Editor’s note: This is one of the few academic papers available as a Word document with free access.
One in six people experience hearing loss. It is one of the silent disabilities (no pun intended). New survey research by Ideas for Ears paints a clear picture of the problems people experience at meetings if they have just a minor degree of hearing loss. And most of the problems can be easily fixed because the majority of people with hearing loss can hear well enough if the situation is managed well. This includes using a microphone, having good acoustics, and sufficient lighting to lip read. Frustration, feeling excluded, stressed and embarrassed are some of the feelings expressed by respondents. Hearing augmentation was covered in the survey, and once again, not having the hearing loop switched on or not working was top of the list. The report makes for interesting reading for anyone organising and running meetings – any meeting – especially if the purpose is for participation and inclusion. While the research was done in the UK, there is no reason to assume it is any different in Australia (or elsewhere). An overview of the survey was published on the Ideas for Ears website. The Clearasound website has some great resources for understanding hearing augmentation systems. Better Hearing Australia also has resources and support services.

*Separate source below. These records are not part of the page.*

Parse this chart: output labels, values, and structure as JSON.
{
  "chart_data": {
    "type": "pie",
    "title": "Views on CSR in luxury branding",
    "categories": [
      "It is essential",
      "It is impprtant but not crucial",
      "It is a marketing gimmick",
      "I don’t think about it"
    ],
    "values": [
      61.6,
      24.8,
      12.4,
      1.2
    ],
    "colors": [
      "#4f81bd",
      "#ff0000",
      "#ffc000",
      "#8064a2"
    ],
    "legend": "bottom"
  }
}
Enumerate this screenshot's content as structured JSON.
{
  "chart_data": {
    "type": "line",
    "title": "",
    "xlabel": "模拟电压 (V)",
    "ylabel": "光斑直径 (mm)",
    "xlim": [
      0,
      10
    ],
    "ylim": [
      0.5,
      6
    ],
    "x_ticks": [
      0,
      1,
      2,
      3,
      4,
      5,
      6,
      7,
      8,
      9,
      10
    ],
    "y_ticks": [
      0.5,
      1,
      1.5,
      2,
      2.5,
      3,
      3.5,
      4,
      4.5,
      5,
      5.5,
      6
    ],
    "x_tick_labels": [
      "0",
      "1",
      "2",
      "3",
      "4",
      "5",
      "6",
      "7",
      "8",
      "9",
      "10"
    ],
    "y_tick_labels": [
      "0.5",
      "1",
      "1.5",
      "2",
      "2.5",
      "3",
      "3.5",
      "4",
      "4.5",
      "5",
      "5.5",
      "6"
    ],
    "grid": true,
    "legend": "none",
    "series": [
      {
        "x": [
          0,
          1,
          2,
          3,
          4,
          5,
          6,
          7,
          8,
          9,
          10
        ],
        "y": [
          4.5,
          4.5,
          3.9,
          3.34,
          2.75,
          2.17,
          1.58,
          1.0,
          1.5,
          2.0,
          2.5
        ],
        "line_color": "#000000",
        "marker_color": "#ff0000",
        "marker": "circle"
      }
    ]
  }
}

The New York Times has a great article, How Design for One Turns Into Design for All. It traces the number of designs that were originally meant to solve the problem for one person and later it was found many others could use the item too. The article also addresses the issue of ugliness; most designs for people with disability have been constructed by engineers without any user input. Those days are starting to disappear. Prosthetic limbs in different designs is one case in point. You can’t hide the prosthesis but there is no need to make it ugly – or too sci-fi either. This statement says much:
“This is plain logic, really. All our shoes, coats and sweaters, the beds we sleep on, the forks and knives we eat with, our lamps and loudspeakers, stairs and elevators, central heat and air-conditioning exist to compensate for what every human being, to some degree, lacks and needs.”
Yes, all technology is “assistive” but “assistive technology” is a term assigned for people with disability and when it comes to design, too often no thought is given to aesthetics. That includes some hideous ramps added to buildings. Lots of pictures illustrate the article.
Runaway Play has embraced the concept of inclusion for their virtual reality games. And they go beyond physical accessibility. Some people get motion sickness, so they came up with a solution. Some people get anxious, particularly from sensory overload – another solution found. The company’s approach to design stemmed from working with a return to work rehabilitation organisation. The title of the article is Learning to design virtual reality for accessibility, by Emma Johansson, and is featured on the Venture Beat website. Good to see IT, AI, and VR going in the right direction.